Si l’on suit la voie des causes (et d’une ou de la cause), on parvient, avec Platon, à hiérarchiser la connaissance en distinguant celle qui manie les concepts et les raisonnements hypothético-déductifs par raison discursive – il dénomme cette connaissance dianoia – de la connaissance intuitive par ascension dialectique de l’intellect – qu’il dénomme noèsis – ; c’est-à-dire que l’intelligible, le sémantique, que l’on reçoit dans l’intelligence sans pouvoir jamais le générer par soi-même, est un monde, au-delà du monde concret et dont ce dernier dépend. À l’œil « extérieur » qui cherche la cause du physique qu’il rencontre (Aristote), répond l’œil « intérieur » qui découvre ce que reçoit son intellect, lequel, de par sa capacité à le recevoir semble fonctionner « par souvenir » (Platon).

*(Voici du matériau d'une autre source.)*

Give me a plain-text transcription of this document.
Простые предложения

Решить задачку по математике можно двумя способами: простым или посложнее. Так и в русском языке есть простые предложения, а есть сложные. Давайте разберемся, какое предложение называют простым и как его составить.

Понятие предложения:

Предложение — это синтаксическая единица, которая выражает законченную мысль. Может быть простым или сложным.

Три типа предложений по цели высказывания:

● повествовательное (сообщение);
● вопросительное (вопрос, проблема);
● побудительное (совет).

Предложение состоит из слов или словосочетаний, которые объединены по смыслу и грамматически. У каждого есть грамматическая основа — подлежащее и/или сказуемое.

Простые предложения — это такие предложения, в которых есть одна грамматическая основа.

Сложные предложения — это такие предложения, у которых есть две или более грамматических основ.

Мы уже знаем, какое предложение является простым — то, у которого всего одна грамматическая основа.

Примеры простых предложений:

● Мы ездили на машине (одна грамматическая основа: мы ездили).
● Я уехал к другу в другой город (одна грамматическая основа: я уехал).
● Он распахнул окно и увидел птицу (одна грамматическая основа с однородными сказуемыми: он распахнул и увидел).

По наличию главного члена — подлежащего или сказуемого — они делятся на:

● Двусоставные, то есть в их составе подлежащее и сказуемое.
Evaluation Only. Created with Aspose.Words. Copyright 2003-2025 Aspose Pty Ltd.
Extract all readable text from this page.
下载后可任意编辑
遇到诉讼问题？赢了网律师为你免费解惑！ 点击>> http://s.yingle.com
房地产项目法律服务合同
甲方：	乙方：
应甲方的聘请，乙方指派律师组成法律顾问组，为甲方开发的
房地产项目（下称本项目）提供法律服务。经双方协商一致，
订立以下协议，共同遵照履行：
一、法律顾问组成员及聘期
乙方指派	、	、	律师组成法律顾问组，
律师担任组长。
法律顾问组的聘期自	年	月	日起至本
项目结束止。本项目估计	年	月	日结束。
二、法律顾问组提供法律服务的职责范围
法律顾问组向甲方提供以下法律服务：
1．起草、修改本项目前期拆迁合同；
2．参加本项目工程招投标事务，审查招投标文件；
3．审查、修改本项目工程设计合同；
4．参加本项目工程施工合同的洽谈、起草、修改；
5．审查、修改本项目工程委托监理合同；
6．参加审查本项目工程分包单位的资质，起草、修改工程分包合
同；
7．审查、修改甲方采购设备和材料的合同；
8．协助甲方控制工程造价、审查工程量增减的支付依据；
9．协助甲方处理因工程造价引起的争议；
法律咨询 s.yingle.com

De même que toute cosmologie ne saurait jamais être qu’un « mythe vraisemblable » (Platon), toutes les cultures humaines (Afrique, Amériques, Europe, Asie…) ont développé des mythologies, voire des métaphysiques, de cette cause du monde.

Les religions, qui nomment Dieu cette Cause, selon les « révélations » qui leur sont propres, ont également formulé des métaphysiques de cette Origine et des finalités associées, qu’il s’agisse de la vie terrestre comme des perspectives eschatologiques individuelles et collectives. Là, le langage métaphysique prend la forme de la religion qui le développe et ces métaphysiques, en tant que telle, convergent peu, quand bien même la démarche métaphysique, a contrario, leur est commune. Il s’agit d’accéder à ce qui dépasse l’homme, le méta-physique et le sur-naturel se rejoignent – sur-naturel, qu’il faudrait dénommer l’anté-naturel, c’est-à-dire qui précède la nature, alors que le méta-physique est, certes, « au-delà » du physique, mais également « après » (« méta » a de nombreux sens), au sens où l’on détermine le méta-physique après avoir découvert le physique.

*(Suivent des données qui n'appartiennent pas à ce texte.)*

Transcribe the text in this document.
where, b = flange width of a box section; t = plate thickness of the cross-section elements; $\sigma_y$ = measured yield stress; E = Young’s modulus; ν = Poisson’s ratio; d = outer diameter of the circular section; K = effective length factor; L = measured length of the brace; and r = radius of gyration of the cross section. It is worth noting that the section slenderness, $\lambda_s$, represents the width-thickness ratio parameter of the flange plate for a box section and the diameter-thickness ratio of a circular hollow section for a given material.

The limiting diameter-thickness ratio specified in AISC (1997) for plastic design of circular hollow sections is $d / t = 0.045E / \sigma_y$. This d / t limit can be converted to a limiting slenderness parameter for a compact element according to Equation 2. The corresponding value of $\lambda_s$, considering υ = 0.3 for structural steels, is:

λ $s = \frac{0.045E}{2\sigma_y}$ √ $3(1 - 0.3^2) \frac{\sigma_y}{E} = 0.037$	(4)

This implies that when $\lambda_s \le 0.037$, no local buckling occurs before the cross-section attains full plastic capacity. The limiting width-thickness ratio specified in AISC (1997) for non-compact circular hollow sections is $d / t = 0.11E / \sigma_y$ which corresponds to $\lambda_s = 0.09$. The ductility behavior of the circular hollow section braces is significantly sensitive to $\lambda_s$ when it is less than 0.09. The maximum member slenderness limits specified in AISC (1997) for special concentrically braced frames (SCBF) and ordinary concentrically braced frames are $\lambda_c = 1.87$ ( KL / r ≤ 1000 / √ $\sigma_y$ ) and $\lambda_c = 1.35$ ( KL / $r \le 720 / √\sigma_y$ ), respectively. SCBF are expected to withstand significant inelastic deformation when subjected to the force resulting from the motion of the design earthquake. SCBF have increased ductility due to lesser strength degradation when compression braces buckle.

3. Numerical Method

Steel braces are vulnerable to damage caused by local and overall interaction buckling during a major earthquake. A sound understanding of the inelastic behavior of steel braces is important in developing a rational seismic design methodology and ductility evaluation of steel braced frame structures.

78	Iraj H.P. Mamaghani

La mention de ce surnaturel – celui qui est similaire au métaphysique – permet de revenir à cette tripartition humaine : corps-psyché-esprit. Cet esprit, que, en christianisme, certains ont appelé la « pointe de l’âme » ou d’autres « l’Esprit du Père et du Fils et le nôtre » (S. Augustin) ou d’autres encore qu’il est « incréé et incréable » (Maître Eckhart), est bien distinct de la psyché, dans laquelle on a précédemment distingué la raison et l’intelligence. Il est en revanche analogue à l’intelligence en termes de pure réceptivité : on ne manipule pas les forces spirituelles ; en christianisme, notamment, on dit que l’« Esprit souffle où il veut » (Jn III, 8), quand bien même Il est promis à tous de tout temps : « Je répandrai mon esprit sur toute chair, vos fils et vos filles deviendront prophètes » (Jl III, 1 – Joël est du Ve ou VIIe s. av. J.-C.).

S’Il veut bien « souffler », on peut alors parler de pneumatisation (ou de spiritualisation) de l’intellect. En termes de connaissance, on parle alors de gnose. L’intelligible et la noèsis qui lui est associée est déjà difficilement exprimable sans retomber dans le conceptible, en quoi la métaphysique est devenue langage du silence, disons langage vers le silence, que dire alors du langage d’un intellect pneumatisé ? d’un langage de la gnose ?

Thomas d’Aquin, dont l’œuvre « intellectuelle » est colossale et inégalée, pourra dire que cette oeuvre est de la paille comparée à la gnose (son expérience mystique) dont il ne dira rien. Ainsi, si la métaphysique est langage du silence, c’est qu’elle s’efface d’elle-même lorsqu’elle a emmené dans le monde de l’intelligible. Là, il n’y a plus de sujet per se manipulant des concepts langagiers, mais cette union cognitive qui n’a plus les mots car ils sont devenus inutiles. Là, dans l’espérance d’un souffle de l’Esprit, il n’y a quasiment plus personne. Si le Souffle opère, il y a alors pure relation de contemplation et cette relation a la primeur sur le contemplateur et sur le Contemplé.